When Catholics talk about religious “inspiration,” they usually are thinking about the Holy Spirit. In Catholic doctrine, the Holy Spirit is the third part of the Trinity. The Catholic catechism refers to the Holy Spirit with the pronoun “he,” and Jesus calls the Holy Spirit the “paraclete,” the “consoler” or “he who is called to one’s side.”
For Catholics, the Holy Spirit comes through baptism, and through the other sacraments. But he also comes in ways we do not expect. Knowledge and wisdom are among the seven gifts that the Holy Spirit brings to sanctify a person. There are also special or “charismatic” graces associated with Holy Spirit that are specific gifts related to a particular task or vocation for the common good.
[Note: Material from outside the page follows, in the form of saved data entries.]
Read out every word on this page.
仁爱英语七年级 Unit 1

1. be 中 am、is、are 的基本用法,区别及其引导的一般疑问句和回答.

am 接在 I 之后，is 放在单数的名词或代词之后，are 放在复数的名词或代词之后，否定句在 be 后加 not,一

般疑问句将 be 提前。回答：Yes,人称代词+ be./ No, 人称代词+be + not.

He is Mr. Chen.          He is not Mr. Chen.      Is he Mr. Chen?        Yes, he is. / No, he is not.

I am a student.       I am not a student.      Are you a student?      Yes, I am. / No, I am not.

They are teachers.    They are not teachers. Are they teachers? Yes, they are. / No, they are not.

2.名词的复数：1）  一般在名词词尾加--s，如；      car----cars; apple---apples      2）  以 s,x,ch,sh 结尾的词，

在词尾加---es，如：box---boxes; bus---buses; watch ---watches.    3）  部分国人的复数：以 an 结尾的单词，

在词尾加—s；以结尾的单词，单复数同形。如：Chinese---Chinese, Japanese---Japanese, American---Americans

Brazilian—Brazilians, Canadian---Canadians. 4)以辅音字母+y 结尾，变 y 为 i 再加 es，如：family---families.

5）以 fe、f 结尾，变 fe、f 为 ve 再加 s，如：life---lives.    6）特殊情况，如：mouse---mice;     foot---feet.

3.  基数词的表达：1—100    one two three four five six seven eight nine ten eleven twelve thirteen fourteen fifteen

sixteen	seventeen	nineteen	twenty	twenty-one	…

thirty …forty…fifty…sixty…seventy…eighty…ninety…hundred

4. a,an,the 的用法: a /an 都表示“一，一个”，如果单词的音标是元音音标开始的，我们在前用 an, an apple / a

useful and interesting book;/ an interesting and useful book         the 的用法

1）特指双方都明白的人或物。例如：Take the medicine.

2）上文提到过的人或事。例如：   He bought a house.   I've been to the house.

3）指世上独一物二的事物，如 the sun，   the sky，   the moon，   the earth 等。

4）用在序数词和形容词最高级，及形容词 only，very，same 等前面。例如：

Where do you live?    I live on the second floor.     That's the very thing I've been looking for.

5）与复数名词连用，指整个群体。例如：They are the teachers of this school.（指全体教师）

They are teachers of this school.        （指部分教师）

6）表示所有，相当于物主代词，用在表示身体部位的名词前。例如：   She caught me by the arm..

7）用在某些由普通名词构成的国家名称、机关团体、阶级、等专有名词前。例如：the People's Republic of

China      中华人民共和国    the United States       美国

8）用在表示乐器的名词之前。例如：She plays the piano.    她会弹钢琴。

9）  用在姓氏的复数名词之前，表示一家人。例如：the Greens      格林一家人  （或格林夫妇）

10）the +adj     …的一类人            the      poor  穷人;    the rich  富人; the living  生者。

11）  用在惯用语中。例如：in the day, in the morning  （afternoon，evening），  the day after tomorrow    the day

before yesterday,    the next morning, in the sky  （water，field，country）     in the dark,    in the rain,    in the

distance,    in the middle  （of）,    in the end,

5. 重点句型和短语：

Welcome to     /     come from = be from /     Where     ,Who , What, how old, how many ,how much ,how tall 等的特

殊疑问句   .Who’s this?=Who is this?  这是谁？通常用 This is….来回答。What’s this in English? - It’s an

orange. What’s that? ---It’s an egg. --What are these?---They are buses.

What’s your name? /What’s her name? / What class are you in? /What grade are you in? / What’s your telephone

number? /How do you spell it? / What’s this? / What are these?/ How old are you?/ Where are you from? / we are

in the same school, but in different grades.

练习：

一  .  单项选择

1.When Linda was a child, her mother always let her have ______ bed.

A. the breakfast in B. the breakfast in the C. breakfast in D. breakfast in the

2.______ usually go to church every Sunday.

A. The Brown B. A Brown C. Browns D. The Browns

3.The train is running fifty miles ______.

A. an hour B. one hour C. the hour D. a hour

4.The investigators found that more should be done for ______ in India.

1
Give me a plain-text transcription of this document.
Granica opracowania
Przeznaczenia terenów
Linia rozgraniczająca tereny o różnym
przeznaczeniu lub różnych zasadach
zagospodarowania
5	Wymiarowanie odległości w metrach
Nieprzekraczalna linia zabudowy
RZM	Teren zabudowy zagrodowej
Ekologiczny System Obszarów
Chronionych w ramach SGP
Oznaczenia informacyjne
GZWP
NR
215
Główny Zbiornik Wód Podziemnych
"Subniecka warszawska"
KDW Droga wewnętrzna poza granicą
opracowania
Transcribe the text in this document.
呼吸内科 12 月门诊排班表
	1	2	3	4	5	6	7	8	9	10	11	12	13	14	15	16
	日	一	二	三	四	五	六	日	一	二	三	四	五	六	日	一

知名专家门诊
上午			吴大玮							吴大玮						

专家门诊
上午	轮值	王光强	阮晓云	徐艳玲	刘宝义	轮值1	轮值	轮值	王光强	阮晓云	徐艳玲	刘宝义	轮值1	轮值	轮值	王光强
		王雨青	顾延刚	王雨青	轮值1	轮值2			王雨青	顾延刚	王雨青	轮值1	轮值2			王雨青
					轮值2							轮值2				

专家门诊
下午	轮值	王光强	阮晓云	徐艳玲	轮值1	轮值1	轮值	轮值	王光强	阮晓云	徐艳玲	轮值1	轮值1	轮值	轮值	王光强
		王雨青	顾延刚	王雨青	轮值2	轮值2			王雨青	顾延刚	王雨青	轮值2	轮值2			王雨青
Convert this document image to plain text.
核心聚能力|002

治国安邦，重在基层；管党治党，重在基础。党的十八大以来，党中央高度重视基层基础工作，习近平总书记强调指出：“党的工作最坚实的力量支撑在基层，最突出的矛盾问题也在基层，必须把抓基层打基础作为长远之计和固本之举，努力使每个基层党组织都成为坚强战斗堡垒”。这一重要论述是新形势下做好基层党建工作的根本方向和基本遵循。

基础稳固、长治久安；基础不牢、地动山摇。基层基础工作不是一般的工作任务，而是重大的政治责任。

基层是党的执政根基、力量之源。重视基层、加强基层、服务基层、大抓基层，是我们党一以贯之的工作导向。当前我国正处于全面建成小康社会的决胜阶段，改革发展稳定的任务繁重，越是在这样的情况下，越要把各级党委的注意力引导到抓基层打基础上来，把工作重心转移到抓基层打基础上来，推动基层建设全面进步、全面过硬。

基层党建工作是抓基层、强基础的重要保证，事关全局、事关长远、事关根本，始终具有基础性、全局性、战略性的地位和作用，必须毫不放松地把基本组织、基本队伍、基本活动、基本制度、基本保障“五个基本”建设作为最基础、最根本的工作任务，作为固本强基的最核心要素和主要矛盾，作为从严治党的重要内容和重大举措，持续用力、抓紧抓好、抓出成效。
All these gifts of the Holy Spirit figure into how the conclave is designed.
The Mass is more than a ceremony to inaugurate the proceedings. It is a sacrament that bestows grace on those who are properly disposed. The meditative chanting of “Come Holy Spirit” is not only a petition or plea, it is a way of quieting one’s mind and heart, so that the Holy Spirit can be felt and heard.